Increased salt intake is related to extracellular fluid expansion and a rise in blood pressure, and has been linked to cardiovascular disease. Several studies have also suggested that sodium can exert detrimental effects via blood pressure-independent mechanisms. Chronic kidney disease patients are particularly susceptible to the negative consequences of sodium loading. While individuals with normal kidney function are able to regulate their sodium balance, hemodialysis patients have to rely virtually entirely on the dialysis procedure for sodium elimination. Tragically, the dialysis procedure has, in many instances, turned into a de facto source of sodium loading rather than a means for sodium removal. The main sources of sodium related to the dialysis procedure are (1) diffusive influx from the dialysate, including inappropriate use of sodium profiling; (2) the use of saline solution for priming and rinsing; and (3) the treatment of intradialytic hypotension and cramps with saline solution. Creating a positive intradialytic sodium balance is effective in acutely reducing the incidence of intradialytic symptoms, but it also sustains a vicious cycle hampering the attainment of dry weight and predisposes the patient to an increased risk of intradialytic complications during the following dialysis session. Avoiding sodium loading in hemodialysis patients is a cornerstone of blood pressure and fluid status management and, therefore, deserves a conscious effort, bearing in mind not only short-term effects but also long-term goals. In the absence of routine means of quantifying sodium balance, sodium profiling should be viewed critically, as it has been shown to induce a positive sodium balance in the majority of cases. A preferred approach under these circumstances may be simple sodium alignment. In combination with the abdication of saline solution for priming, rinsing, and intradialytic infusions, these measures would go a long way to help reduce sodium overload and achieve a more physiologic sodium balance in this patient population.
3. Hypernatremia in critically ill patients
Georg-Christian Funk, Gregor Lindner J Crit Care . 2013 Apr;28(2):216.e11-20. doi: 10.1016/j.jcrc.2012.05.001.
Hypernatremia is common in intensive care units.
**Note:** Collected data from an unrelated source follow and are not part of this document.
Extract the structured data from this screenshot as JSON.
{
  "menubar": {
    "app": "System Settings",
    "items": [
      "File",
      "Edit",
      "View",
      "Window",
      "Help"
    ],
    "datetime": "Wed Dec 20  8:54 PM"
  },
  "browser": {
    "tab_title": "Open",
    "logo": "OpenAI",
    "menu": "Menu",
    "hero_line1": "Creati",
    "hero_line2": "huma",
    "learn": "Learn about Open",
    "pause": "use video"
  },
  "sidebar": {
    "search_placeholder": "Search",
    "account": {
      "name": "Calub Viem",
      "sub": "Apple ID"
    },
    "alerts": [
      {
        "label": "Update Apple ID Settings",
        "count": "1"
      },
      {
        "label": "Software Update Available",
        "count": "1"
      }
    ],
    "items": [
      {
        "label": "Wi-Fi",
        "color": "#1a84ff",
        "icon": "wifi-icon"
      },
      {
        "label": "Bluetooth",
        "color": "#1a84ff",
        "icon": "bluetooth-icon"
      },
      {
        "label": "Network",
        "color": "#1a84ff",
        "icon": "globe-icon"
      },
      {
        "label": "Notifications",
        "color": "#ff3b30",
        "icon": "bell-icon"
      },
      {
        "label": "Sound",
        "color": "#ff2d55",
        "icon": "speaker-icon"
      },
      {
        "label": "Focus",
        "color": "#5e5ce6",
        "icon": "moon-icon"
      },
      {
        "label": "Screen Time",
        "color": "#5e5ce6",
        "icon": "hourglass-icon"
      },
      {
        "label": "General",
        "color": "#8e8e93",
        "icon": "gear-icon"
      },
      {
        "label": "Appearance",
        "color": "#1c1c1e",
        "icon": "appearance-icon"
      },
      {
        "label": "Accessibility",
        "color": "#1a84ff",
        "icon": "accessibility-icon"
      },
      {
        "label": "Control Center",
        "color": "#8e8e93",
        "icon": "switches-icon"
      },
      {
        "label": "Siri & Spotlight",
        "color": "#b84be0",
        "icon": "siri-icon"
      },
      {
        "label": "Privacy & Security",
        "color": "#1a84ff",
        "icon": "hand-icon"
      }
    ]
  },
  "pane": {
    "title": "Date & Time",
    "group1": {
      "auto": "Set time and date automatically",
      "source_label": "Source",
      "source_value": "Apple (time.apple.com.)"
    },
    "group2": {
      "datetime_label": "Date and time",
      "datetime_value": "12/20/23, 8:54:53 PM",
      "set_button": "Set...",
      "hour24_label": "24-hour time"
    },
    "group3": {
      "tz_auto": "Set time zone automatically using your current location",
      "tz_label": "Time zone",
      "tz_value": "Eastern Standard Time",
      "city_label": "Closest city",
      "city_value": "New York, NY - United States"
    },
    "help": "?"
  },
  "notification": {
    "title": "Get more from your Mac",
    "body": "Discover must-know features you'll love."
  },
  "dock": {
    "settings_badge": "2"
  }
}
It has detrimental effects on various physiologic functions and was shown to be an independent risk factor for increased mortality in critically ill patients. Mechanisms of hypernatremia include sodium gain and/or loss of free water and can be discriminated by clinical assessment and urine electrolyte analysis. Because many critically ill patients have impaired levels of consciousness, their water balance can no longer be regulated by thirst and water uptake but is managed by the physician. Therefore, the intensivists should be very careful to provide the adequate sodium and water balance for them. Hypernatremia is treated by the administration of free water and/or diuretics, which promote renal excretion of sodium. The rate of correction is critical and must be adjusted to the rapidity of the development of hypernatremia.